The first thing I discovered was that generators can't start large step loads.  I rigged up the Maas charger, dialed in 17A on the limiter and started up the generator with no load.  After letting it warm up a bit, I clamped the positive battery cable on and the load stepped from near nothing (10W) to 450W; or it would have if the generator engine hadn't simultaneously stalled.

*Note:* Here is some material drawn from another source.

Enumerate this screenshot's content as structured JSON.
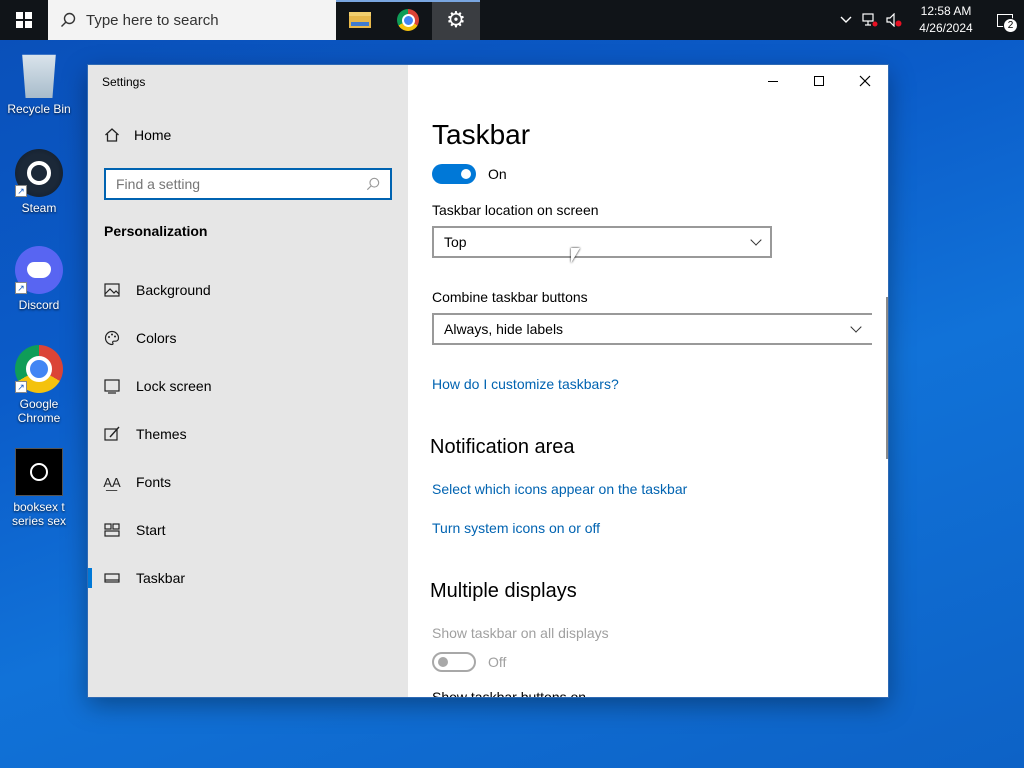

So then I tried again, with the current limit dialled down to 5A and then ramped it up.  The generator Voltage started to drop off.  From an essentially no load Voltage of 240V, it dropped off to 195V at 520W.  I didn't ramp up the power any more as the PSU states that the line Voltage should be a minimum of 220V -10% = 198V.  Switch mode power supplies can often fail from under-Voltage supply.  I wasn't going to push it.

At the same time as the Voltage sag, the engine laboured and slowed, reducing the output frequency to 46Hz from 50Hz.  It also didn't like holding the load, with the engine cycling (revving) a bit on a one second-ish cycle.

So I dialled in 450W on the Maas PSU and the generator could handle that (just); cranking out 200-205V and 46-47Hz with the engine droning steadily and less blue smoke from the exhaust.

I let the thing run for about an hour and a half and then tried cranking up the power again.  The line Voltage still sagged to 195V, but the engine seemed happier with no instability (revving).  Even the smoke seemed to have abated somewhat.  I let it run for another 30 minutes or so and no unexpected smoke or outright fire issued :D.

Test over, and the missus complaining about the smell of 2-stroke engine in the garden, I shut it down and dug out my Brother labelling machine to amend the power output labelling on the side of the generator.
Given that I picked this thing up for £30 at a car boot sale (plus a bit more for repairing the broken fuel tap), I'm not unhappy.

But even with a power factor corrected load (it measured 0.98 under load), the generator wasn't able to deliver the charger's full power to the battery.  The generator couldn't manage more than about 70% of it's rated power without unacceptable de-rating of the line Voltage and instability.

So I guess I'm on the look-out for a more chunky machine with at least a 1kW output (claimed) and a 4 stroke engine (to spare the roses another fumigation).